Patrizia Lombardi divideva il mondo teramano in due, quello de “li mustre”, come lei amava appellarli in dialetto con la sua inimitabile “R” arrotondata, e tutto il resto. Bianco o nero, insomma. E non c’erano vasi comunicanti, qualcuno che potesse travasarsi da un universo all’altro. No, niente di tutto ciò.
Sgranava i suoi grandi occhi marroni alle ostilità della vita, rendendo l’arte della sua scrittura, che imprimeva su carta e web, un regime pressoché consolatorio, dove far rivivere i suoi innumerevoli fantasmi cittadini.

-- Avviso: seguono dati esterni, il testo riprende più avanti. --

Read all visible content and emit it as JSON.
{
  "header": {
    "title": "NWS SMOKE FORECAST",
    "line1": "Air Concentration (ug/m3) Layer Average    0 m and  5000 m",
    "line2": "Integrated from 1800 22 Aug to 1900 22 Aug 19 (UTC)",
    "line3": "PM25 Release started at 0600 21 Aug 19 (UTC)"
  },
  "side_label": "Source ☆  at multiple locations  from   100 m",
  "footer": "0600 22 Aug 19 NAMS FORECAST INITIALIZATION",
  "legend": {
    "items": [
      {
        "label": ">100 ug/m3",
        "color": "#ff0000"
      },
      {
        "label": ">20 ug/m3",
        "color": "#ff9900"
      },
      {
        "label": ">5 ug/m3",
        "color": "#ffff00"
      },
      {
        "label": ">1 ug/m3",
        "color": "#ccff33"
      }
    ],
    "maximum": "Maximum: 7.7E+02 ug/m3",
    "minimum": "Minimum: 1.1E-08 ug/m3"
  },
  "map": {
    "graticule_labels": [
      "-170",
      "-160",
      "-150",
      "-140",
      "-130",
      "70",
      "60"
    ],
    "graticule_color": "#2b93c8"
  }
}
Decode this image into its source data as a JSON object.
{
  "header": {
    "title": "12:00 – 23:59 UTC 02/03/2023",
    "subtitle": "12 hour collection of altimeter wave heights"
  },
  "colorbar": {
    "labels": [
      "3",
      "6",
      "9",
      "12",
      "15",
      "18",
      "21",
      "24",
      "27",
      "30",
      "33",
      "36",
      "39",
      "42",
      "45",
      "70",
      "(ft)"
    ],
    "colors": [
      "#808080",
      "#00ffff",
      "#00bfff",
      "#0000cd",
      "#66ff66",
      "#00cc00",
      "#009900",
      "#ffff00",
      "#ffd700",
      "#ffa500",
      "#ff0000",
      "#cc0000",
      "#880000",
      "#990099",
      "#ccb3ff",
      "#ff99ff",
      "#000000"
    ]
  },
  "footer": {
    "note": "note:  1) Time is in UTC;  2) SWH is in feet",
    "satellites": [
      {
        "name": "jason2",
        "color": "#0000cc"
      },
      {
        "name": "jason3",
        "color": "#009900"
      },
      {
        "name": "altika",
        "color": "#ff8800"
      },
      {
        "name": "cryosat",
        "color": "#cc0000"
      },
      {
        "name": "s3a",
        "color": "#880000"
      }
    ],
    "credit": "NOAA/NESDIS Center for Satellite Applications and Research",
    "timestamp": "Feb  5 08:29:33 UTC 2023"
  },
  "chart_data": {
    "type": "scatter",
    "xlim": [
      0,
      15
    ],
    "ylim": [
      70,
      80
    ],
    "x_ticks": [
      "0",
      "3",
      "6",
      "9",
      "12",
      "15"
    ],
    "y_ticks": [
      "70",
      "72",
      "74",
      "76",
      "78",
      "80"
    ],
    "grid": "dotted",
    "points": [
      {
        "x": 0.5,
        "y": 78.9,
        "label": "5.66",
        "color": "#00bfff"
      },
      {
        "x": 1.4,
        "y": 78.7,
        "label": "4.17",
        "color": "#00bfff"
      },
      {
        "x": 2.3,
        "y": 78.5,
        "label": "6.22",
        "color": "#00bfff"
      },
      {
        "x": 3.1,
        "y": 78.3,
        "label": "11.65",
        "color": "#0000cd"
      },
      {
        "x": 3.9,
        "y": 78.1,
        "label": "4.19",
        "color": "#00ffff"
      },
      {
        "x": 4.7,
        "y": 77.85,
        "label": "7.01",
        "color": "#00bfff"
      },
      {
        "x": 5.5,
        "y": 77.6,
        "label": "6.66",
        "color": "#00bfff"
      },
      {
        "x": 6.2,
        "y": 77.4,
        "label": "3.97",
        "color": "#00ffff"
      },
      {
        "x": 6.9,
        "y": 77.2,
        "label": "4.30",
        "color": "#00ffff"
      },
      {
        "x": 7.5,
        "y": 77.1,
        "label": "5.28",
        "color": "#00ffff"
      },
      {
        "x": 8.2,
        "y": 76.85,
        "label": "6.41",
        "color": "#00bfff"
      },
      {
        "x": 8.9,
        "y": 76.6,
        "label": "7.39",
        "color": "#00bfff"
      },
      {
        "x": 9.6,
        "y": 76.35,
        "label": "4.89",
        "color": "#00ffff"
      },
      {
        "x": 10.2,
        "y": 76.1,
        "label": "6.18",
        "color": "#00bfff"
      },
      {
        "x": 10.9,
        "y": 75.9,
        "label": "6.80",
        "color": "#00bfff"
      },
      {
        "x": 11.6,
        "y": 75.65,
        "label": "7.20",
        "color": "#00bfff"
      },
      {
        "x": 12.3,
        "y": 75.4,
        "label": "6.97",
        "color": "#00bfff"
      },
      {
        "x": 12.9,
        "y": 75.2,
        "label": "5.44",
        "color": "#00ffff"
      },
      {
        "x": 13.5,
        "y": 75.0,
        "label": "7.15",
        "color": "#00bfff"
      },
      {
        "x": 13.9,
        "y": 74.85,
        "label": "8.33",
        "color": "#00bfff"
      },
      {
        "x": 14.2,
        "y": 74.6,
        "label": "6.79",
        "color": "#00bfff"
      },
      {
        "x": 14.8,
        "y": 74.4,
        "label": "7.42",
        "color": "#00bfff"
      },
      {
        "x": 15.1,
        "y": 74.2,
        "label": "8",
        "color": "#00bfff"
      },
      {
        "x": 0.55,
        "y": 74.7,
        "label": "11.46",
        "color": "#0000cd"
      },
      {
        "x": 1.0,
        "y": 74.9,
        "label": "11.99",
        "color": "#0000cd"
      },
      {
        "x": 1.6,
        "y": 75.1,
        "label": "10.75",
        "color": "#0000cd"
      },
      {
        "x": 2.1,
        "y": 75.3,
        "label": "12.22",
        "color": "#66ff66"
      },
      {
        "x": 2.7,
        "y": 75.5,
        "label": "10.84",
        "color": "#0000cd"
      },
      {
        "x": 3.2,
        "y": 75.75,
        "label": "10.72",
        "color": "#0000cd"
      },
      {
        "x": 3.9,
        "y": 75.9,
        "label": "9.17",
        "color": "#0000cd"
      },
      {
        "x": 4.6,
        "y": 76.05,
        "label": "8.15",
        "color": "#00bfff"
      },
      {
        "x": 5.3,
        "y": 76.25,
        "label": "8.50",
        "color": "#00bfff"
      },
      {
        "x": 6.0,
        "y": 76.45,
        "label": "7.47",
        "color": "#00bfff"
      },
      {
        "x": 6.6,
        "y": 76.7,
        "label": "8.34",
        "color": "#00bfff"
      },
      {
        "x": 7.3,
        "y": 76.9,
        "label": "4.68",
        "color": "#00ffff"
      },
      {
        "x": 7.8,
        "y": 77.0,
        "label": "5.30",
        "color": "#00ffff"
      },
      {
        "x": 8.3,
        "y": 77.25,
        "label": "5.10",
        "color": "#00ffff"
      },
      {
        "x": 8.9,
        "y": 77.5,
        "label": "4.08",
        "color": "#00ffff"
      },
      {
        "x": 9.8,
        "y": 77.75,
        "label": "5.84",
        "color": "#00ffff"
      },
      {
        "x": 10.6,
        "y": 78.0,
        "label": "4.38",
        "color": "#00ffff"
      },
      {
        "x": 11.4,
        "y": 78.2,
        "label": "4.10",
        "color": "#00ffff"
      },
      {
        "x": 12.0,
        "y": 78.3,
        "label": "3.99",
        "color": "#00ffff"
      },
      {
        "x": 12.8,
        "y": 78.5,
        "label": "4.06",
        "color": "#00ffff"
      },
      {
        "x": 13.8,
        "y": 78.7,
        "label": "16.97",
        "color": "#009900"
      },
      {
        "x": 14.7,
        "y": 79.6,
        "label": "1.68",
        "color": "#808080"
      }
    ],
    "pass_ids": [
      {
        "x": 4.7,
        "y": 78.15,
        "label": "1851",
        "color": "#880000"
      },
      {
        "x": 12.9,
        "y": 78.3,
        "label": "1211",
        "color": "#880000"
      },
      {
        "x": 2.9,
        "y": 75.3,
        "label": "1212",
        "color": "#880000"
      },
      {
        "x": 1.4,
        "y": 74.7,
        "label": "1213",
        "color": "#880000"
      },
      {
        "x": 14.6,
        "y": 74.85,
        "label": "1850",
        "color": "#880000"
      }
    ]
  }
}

Tant’è che il suo libro preferito era La casa degli spiriti di Isabel Allende, come mi ripeteva con cadenza quasi mensile nei nostri brevi incontri nel cloud della teramanità. Sicché pare aver avuto un rapporto privilegiato con l’aldilà, un humus in cui i suoi abiti neri facevano pendant con la sua capigliatura corvina, maschere che alimentavano il suo vociante e allegro pessimismo storico. Un tratto di sentimento condito però da ilarità, smorfie, scherni da maschera napoletana, anche perché la sua anima partenopea la sobillava, soprattutto quando si prestava a caratterizzare i suoi personaggi cittadini, tra una frase in dialetto e idiomi cesellati ad hoc in una sintassi stretta, incisiva e spesso rara.
Del resto, ogni buona scrittrice che si rispetti ama il chiacchiericcio, però mai a fini vessatori, bensì portati a tratteggiare appieno quell’animo umano che l’ispirava fortemente, con le sue debolezze, i vizi e le virtù che in fondo lo redimono.
A Teramo li mustre erano tanti. Ma anche quegli altri, in un universo diviso in due. Senza vasi comunicanti. Potevi trasmigrare nell’altro solo per un breve battito di farfalla, terminata la giornata.
Stretta nel suo mondo di dolore, l’oasi faceva fatica a vedere zampillare l’acqua, eppure il suo tono canzonatorio spesso edulcorava il suo umore in battaglia.
Patrizia ha avuto la forza di una donna tempestata da uragani ciclici, tormente di cui non si vergognava affatto di fare menzione, in una spavalderia senza ritrosie, al confine della urticante sincerità, condita da gesti che sviavano e da occhi scuri dardeggianti e profondi che ti scandagliano l’animo, senza che te ne accorgessi.
Rari, immagino, i momenti davvero felici ma chi come lei viveva nella Casa degli spiriti, trovava forse la liberazione in un’altra dimensione, forse anche nella sofferenza di altri che placava agitando la sua indole materna ad amici, compagni e figli.
E per lei che ha vissuto di parole, non aver avuto la possibilità di veder scritto il suo addio, benché inverosimile, di incassare un commiato alla sua maniera, ironico e profondo, rende la sua dipartita più vuota. Senza un testamento che potesse rimarcare la sua rottura con questa vita e… coi suoi mostri.